Monday, January 26, 2015

"Reverse Searing" - Cooking Steaks Backwards for More Flavor!

Traditionally, cooks prepare their steaks by searing them first over high heat, then baking them in an oven (or in a grill) to develop the inside of the steak to their desired doneness.  Some cooks are reversing this process and they're achieving magnificent results!  Cooking the steak very slowly to the desired doneness first, and THEN grilling a nice crust on it makes for a much larger section of "Medium-Rare" (or whatever you prefer) in the middle, and for a much nicer crust on the exterior, since the steak is already warm when it ultimately hits the fireHave a look at this Filet!  I mean... how "Yum" is this:

You will need:
  • 1 Thick Steak (2" or so should do it)
  • A Grill with direct and indirect surface cooking
  • Seasoning
I started with three beautiful Filet medallions.  I seasoned them on both sides and then I used some of those cool new food-grade silicon rubber-bands to snap some thick slices of bacon around them.  Aren't they cute?  Let these sit, unmolested, on the counter until they come up to room temperature.  While this is happening, it's a good time to pour yourself a nice beverage before going outside to build a fire in your grill.

In this picture, you can see my adult beverage as we patiently wait for the cooking chamber of my smoker to reach 275 degrees.  The fire is lit, the steel is heating up and we're well on our way to 275.  The idea here is to "bake" the steaks at a low temperature until they reach your desired doneness.  In my case, that means Medium Rare and 125 degrees. 

When your cooking chamber (Grill, Smoker, Oven, whatever) hits 275 degrees, lay in your steaks and jab a temperature probe into the center of one, so you'll know exactly when it hits your target temp.  This isn't very exciting.  I mean, you won't hear that satisfying "sizzle" when you lay the steaks on.  Also, it could take up to 45 minutes or an hour for the steaks to reach 125 on the inside.  Discuss time management philosophies with your beverage and wait it out.  Your patience will be rewarded!

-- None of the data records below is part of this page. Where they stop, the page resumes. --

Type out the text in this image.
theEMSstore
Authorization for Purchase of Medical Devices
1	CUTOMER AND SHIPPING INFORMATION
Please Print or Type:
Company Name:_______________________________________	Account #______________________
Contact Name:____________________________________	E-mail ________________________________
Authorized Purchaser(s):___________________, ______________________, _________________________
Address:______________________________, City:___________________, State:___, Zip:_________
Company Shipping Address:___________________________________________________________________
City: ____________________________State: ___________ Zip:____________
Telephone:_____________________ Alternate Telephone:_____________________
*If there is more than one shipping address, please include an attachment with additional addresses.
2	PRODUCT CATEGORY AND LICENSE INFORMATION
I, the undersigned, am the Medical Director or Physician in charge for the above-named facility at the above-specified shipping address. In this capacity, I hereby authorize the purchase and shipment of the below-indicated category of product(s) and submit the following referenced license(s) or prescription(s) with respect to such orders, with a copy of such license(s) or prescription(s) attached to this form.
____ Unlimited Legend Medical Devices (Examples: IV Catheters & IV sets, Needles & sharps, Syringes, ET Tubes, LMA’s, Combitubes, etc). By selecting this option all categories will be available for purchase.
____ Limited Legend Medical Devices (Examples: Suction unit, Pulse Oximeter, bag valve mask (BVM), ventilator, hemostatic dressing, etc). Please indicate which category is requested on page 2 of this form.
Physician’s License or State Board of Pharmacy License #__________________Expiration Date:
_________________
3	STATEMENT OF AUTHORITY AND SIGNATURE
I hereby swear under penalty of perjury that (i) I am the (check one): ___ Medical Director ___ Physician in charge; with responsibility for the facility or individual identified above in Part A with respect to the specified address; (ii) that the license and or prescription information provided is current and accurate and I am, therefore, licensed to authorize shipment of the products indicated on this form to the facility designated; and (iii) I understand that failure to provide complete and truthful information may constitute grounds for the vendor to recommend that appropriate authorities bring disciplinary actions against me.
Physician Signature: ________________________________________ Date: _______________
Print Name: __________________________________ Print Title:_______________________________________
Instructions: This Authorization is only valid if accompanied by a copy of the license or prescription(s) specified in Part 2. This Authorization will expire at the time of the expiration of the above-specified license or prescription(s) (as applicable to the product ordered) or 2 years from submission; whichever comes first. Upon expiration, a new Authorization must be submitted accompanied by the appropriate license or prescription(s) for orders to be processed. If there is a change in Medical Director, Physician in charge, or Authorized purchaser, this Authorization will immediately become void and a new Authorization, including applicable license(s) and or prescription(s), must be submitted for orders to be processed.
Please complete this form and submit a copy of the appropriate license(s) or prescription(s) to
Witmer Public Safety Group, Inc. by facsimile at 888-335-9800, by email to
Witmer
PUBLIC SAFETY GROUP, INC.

Once your steaks hit their target temperature (125 for me), take them off the heat and let them rest (covered with foil) for about ten minutes.  Then, lay them over the hot fire!  Now they will sizzle!  Grill them over hot fire for at least a minute per side, but not for more than 90 seconds.  Disregard the salmon on the indirect side of the grill in this picture... I had a guest who preferred salmon to steak (go figure).

When the steaks come off after the sear, they should have a nice crust on them, and since they were already rested, they should be ready to slice and serve immediately.  Note the juice, the moisture, the perfect level of doneness, the crust... additionally, there was an infusion of a smokey flavor that you wouldn't ordinarily get with a traditional grilling method.

"Reverse Searing" may not be for everyone, but I encourage you to try it at least once.  Ribeye, Filet, and NY Strips are all excellent candidates for a reverse sear.  I know I enjoyed mine a LOT!